Lets suppose you work for ten dollars an hour (just to make the math easy) and forty hours a week. By the end of the week you’ve got a crisp 400 dollars in your pocket. We often hear people refer to work as trading time for money, or that time is money. But what is it exactly that the clocks are measuring? Your vitality, waning. You are trading a piece of your life, for the monetary gain. I am not putting this in a negative light either. If you didn’t trade the vitality for money, you’d just be trading it for something else. Setting traps for game, growing crops, making shelter, all have their cost in vitality. Money is simply another way of exchanging this vital essence, but we are mistaken to think of it as ‘time’. But at the end of the work week, you can look at that 400 dollars and see forty hours. Five work days, eight hours a piece. You can look at these ‘eight hours’ and divide it further.
If you would, stop for a moment and count out a full minute (preferably using a clock). While you do, note your breathing. Note any bodily functions that arise. Any feelings or sensations. Your heart beat. Consider that your body is using a large portion of the nutrients you eat to give you body heat (this is why mammals generally eat a great more than reptiles). While you are thinking these things take note that your brain requires approximately 20% of your daily calories to even function. Take note of all of them for a minute. An hour is sixty of those. Eight hours is 480 of those. A forty hour work week is 2,400 of those.

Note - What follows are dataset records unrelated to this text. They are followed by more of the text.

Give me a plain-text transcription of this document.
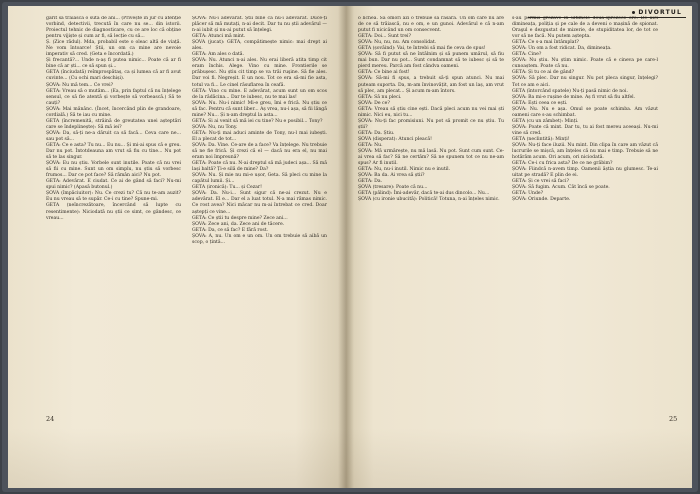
gărit să trăiască o sută de ani... (Privește în jur cu atenție vorbind, detectivii, trecută în care nu se... din istorii. Proiectul tehnic de diagnosticare, cu ce are loc că obține pentru vijiște și cum ar fi, să lecție cu să...

Ș. (Zice rădul). Mda, probabil este o oleac altă de viață. Ne vom întoarce! Știi, un om ca mine are nevoie imperativ să cred. (Geta e încordată.)

Și frecantă?... Unde n-aș fi putea nimic... Poate că ar fi bine că ar ști... ce să spun și...

GETA (înciudată) reîmprospătaș, ca și lumea că ar fi avut cuvinte... (Cu ochi mari deschiși).

ȘOVA: Nu mă tem... Ce vrei?

GETA: Vreau să o mutăm... (Ea, prin faptul că nu înțelege sensul, ce să fie atentă și vorbește să vorbească.) Să te cauți?

ȘOVA: Mai mănânc. (Încet, încercând plin de grandoare, cordială.) Să te iau cu mine.

GETA (încremenită, străină de greutatea unei așteptări care se îndeplinește): Să mă iei?

ȘOVA: Da, să-ți ne-a dăruit ca să facă... Ceva care ne... sau pot să...

GETA: Ce e asta? Tu nu... Eu nu... Și mi-ai spus că e greu. Dar nu pot. Întotdeauna am vrut să fiu cu tine... Nu pot să te las singur.

ȘOVA: Eu nu știu. Vorbele sunt inutile. Poate că nu vrei să fii cu mine. Sunt un om simplu, nu știu să vorbesc frumos... Dar ce pot face? Să rămân aici? Nu pot.

GETA: Adevărat. E ciudat. Ce ai de gând să faci? Nu-mi spui nimic? (Apasă butonul.)

ȘOVA (împăciuitor): Nu. Ce crezi tu? Că nu te-am auzit? Eu nu vreau să te supăr. Ce-i cu tine? Spune-mi.

GETA (neîncrezătoare, încercând să lupte cu resentimente): Niciodată nu știi ce simt, ce gândesc, ce vreau...

ȘOVA: Nu-i adevărat. Știi bine că nu-i adevărat. Duce-ți plăcer să mă mutați, n-ai decit. Dar tu nu știi adevărul — n-ai iubit și nu-ai putut să înțelegi.

GETA: Atunci mă mint.

ȘOVA (jucat): GETA, compătimește nimic: mai drept ai ales.

GETA: Am ales o dată.

ȘOVA: Nu. Atunci n-ai ales. Nu erai liberă atita timp cit eram închis. Alege. Vino cu mine. Frontierile se prăbușesc. Nu știu cit timp se va trăi ruşine. Să fie ales. Dar voi fi. Negreșit. E un nou. Tot ce era să-mi fie asta, totul va fi... Le cinel răsuflarea în ceafă.

GETA: Vino cu mine. E adevărat, acum sunt un om scos de la rădăcina... Dar te iubesc, nu te mai las!

ȘOVA: Nu. Nu-i nimic! Mi-e greu, îmi e frică. Nu știu ce să fac. Pentru că sunt liber... Aș vrea, nu-i așa, să fii lângă mine? Nu... Și n-am dreptul la asta...

GETA: Si ai venit să mă iei cu tine? Nu e posibil... Tony?

ȘOVA: Nu, nu Tony.

GETA: Nu-ți mai aduci aminte de Tony, nu-l mai iubești. El a plecat de tot...

ȘOVA: Da. Vine. Ce-are de a face? Va înțelege. Nu trebuie să ne fie frică. Și crezi că el — dacă nu era el, nu mai eram noi împreună?

GETA: Poate că nu. N-ai dreptul să mă judeci așa... Să mă lași baltă? Ți-e silă de mine? Da?

ȘOVA: Nu. Și mie nu mi-e ușor, Geta. Să pleci cu mine la capătul lumii. Și...

GETA (ironică): Tu... și Cezar!

ȘOVA: Da. Nu-i... Sunt sigur că ne-ai crezut. Nu e adevărat. El e... Dar el a luat totul. N-a mai rămas nimic. Ce rost avea? Nici măcar nu m-ai întrebat ce cred. Doar aștepți ce vine...

GETA: Ce știi tu despre mine? Zece ani...

ȘOVA: Zece ani, da. Zece ani de tăcere.

GETA: Da, ce să fac? E fără rost.

ȘOVA: A, nu. Un om e un om. Un om trebuie să aibă un scop, o țintă...

24
DIVORTUL

o lichea. Să omori azi o trebuie să răsară. Un om care nu are de ce să trăiască, nu e om, e un gunoi. Adevărul e că n-am putut fi nicicând un om consecvent.

GETA: Doi... Sunt trei?

ȘOVA: Nu, nu, nu. Am consolidat.

GETA (șovăind): Vai, te întrebi să mai fie ceva de spus!

ȘOVA: Să fi putut să ne întâlnim și să punem umărul, să fiu mai bun. Dar nu pot... Sunt condamnat să te iubesc și să te pierd mereu. Parcă am fost cândva oameni.

GETA: Ce bine ai fost!

ȘOVA: Să-mi fi spus, a trebuit să-ți spun atunci. Nu mai puteam suporta. Da, m-am învinovățit, am fost un laș, am vrut să plec, am plecat... Și acum m-am întors.

GETA: Să nu pleci.

ȘOVA: De ce?

GETA: Vreau să știu cine ești. Dacă pleci acum nu vei mai ști nimic. Nici eu, nici tu...

ȘOVA: Nu-ți fac promisiuni. Nu pot să promit ce nu știu. Tu știi?

GETA: Da. Știu.

ȘOVA (disperat): Atunci pleacă!

GETA: Nu.

ȘOVA: Mă urmărește, nu mă lasă. Nu pot. Sunt cum sunt. Ce-ai vrea să fac? Să ne certăm? Să ne spunem tot ce nu ne-am spus? Ar fi inutil.

GETA: Nu, nu-i inutil. Nimic nu e inutil.

ȘOVA: Ba da. Ai vrea să știi?

GETA: Da.

ȘOVA (tresare): Poate că nu...

GETA (pălind): Îmi-adevăr, dacă te-ai dus dincolo... Nu...

ȘOVA (cu ironie ubucită): Politică! Totuna, n-ai înțeles nimic.

s-au permis grozave în ultimele două-sprezece ore. De aici dimineața, poliția și pe cale de a deveni o mașină de spionat. Oraşul e dezgustat de mizerie, de stupiditatea lor, de tot ce vor să ne facă. Nu putem aștepta.

GETA: Ce s-a mai întâmplat?

ȘOVA: Un om a fost ridicat. Da, dimineața.

GETA: Cine?

ȘOVA: Nu știu. Nu știm nimic. Poate că e cineva pe care-l cunoaștem. Poate că nu.

GETA: Și tu ce ai de gând?

ȘOVA: Să plec. Dar nu singur. Nu pot pleca singur, înțelegi? Tot ce am e aici.

GETA (întorcând spatele) Nu-ți pasă nimic de noi.

ȘOVA: Ba mi-e rușine de mine. Aș fi vrut să fiu altfel.

GETA: Ești ceea ce ești.

ȘOVA: Nu. Nu e așa. Omul se poate schimba. Am văzut oameni care s-au schimbat.

GETA (cu un zâmbet): Minți.

ȘOVA: Poate că mint. Dar tu, tu ai fost mereu aceeași. Nu-mi vine să cred.

GETA (neclintită): Minți!

ȘOVA: Nu-ți face iluzii. Nu mint. Din clipa în care am văzut că lucrurile se mișcă, am înțeles că nu mai e timp. Trebuie să ne hotărâm acum. Ori acum, ori niciodată.

GETA: Ce-i cu frica asta? De ce ne grăbim?

ȘOVA: Fiindcă n-avem timp. Oamenii ăștia nu glumesc. Te-ai uitat pe stradă? E plin de ei.

GETA: Și ce vrei să faci?

ȘOVA: Să fugim. Acum. Cât încă se poate.

GETA: Unde?

ȘOVA: Oriunde. Departe.

25
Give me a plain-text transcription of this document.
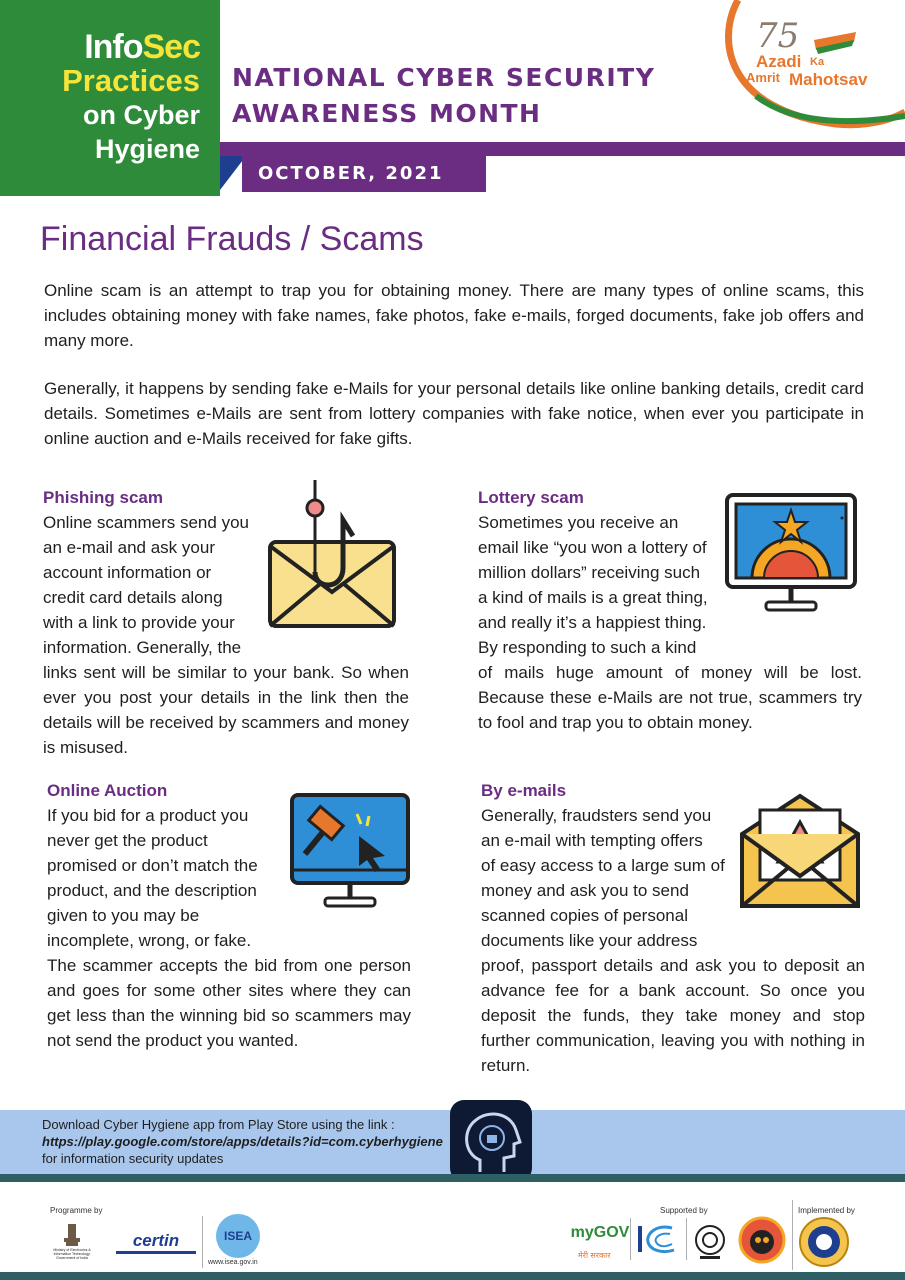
InfoSec
Practices
on Cyber
Hygiene
NATIONAL CYBER SECURITY
AWARENESS MONTH
OCTOBER, 2021
75
Azadi Ka
Amrit Mahotsav
Financial Frauds / Scams

Online scam is an attempt to trap you for obtaining money. There are many types of online scams, this includes obtaining money with fake names, fake photos, fake e-mails, forged documents, fake job offers and many more.

Generally, it happens by sending fake e-Mails for your personal details like online banking details, credit card details. Sometimes e-Mails are sent from lottery companies with fake notice, when ever you participate in online auction and e-Mails received for fake gifts.

Phishing scam
Online scammers send you
an e-mail and ask your
account information or
credit card details along
with a link to provide your
information. Generally, the
links sent will be similar to your bank. So when ever you post your details in the link then the details will be received by scammers and money is misused.
Lottery scam
Sometimes you receive an
email like “you won a lottery of
million dollars” receiving such
a kind of mails is a great thing,
and really it’s a happiest thing.
By responding to such a kind
of mails huge amount of money will be lost. Because these e-Mails are not true, scammers try to fool and trap you to obtain money.
Online Auction
If you bid for a product you
never get the product
promised or don’t match the
product, and the description
given to you may be
incomplete, wrong, or fake.
The scammer accepts the bid from one person and goes for some other sites where they can get less than the winning bid so scammers may not send the product you wanted.
By e-mails
Generally, fraudsters send you
an e-mail with tempting offers
of easy access to a large sum of
money and ask you to send
scanned copies of personal
documents like your address
proof, passport details and ask you to deposit an advance fee for a bank account. So once you deposit the funds, they take money and stop further communication, leaving you with nothing in return.
Download Cyber Hygiene app from Play Store using the link :
https://play.google.com/store/apps/details?id=com.cyberhygiene
for information security updates
Programme by
Ministry of Electronics & Information Technology, Government of India
certin	ISEA
www.isea.gov.in
Supported by
myGOV
मेरी सरकार
Implemented by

Our vitality is finite. It’s not enough to simply understand that one day ‘we die’. Its not that simple. Every day, we lose more and more of a finite store of vitality, constantly replenished and guarded over, but ultimately squandered away by many due to a sheer lack of appreciation. Every moment is an exchange. Every choice is a transaction.
Nothing is free, and this is precisely why our actions have value.
~ Seth Moris
Humans actually appear to be considered open thermodynamic systems, not closed. My mistake.